Increasingly, as we become aware that matter and spirit are not separate, do not represent dualities, but are in fact simply differing frequencies of the same essence, we need paradigms which take us within the very structure of “matter” as it is right here, and not in some Christian Heaven or Graeco-Egyptian Underworld. By finding mythic paradigms to awaken our untapped creative resources, perhaps we can continue to evolve by freeing the emotional bodies trapped in an earth-lived past so that we can be more fully attuned to what Joseph Campbell calls the “bliss-space” of our present-day bodies.
The first life to which I applied the Mountain Way paradigm was, appropriately, a Native American life, and the transformative process also involved Native American patterns. The paradigm works in any context, however. It points to the fact that any lifetime, regardless of geography or time frame, has that numinous dimension lying beyond the more obvious therapeutic task. The paradigm is a way of connecting, not to otherworldly realms, but to inner-worldly dimensions right here, right now. It is a way of bringing about a new relationship to place, “matter,” and the sacred, which ushers us into the “bliss-spaces,” those mother lodes of transformation.

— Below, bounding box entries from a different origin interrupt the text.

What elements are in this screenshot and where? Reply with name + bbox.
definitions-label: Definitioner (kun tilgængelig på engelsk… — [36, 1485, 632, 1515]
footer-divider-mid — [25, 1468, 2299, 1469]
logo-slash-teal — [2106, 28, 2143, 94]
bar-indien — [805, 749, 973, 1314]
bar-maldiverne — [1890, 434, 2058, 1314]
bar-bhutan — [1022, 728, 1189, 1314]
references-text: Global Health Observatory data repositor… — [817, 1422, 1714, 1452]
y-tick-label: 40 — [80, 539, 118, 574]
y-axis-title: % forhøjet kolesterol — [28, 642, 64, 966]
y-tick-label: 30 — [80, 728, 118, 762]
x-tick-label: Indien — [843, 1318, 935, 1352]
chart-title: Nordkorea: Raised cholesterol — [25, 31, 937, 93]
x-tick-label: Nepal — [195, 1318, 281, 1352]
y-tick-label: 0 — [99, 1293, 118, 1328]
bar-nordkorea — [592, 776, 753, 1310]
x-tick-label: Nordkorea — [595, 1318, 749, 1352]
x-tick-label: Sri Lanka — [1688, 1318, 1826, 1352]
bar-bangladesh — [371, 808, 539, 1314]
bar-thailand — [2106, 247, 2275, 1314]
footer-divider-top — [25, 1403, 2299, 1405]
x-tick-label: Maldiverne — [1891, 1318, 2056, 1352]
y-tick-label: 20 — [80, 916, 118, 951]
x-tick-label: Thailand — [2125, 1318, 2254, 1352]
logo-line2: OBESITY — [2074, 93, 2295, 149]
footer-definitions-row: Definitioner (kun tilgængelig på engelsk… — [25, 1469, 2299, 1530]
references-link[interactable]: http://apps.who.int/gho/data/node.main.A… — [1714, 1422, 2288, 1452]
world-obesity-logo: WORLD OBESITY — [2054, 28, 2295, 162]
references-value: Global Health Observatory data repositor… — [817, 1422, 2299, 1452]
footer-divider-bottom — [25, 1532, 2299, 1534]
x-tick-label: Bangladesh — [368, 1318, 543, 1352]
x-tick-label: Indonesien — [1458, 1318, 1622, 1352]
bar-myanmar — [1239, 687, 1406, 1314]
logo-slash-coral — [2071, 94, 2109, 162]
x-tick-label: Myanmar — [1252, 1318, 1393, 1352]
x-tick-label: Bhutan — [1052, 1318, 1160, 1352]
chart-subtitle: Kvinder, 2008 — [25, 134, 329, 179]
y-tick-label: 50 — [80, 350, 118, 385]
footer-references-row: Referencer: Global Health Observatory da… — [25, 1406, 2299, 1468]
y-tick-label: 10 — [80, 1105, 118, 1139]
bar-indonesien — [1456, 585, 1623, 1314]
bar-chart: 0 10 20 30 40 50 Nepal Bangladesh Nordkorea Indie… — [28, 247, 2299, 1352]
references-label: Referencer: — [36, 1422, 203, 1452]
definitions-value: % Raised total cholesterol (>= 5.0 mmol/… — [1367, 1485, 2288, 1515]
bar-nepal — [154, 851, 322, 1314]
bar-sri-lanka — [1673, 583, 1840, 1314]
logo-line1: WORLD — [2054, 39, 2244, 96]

Few of us can live consistently in those states in which foregrounds become transparent so that, as Erich Neumann wrote, “the primal light of the pleroma may become visible as background and core of the world.” (Neumann:410) Yet, as therapists, we may perhaps be permitted the fundamental conviction that each person will be there one day. This conviction may enrich the best of our therapeutic work with others as well as with ourselves.
[1] The theoretical material back of this experiential report is presented in an earlier article in this issue: “The Navajo Mountain Way Myth As a Metaphor for Past-Life Experience.” References will be found at the conclusion of that article.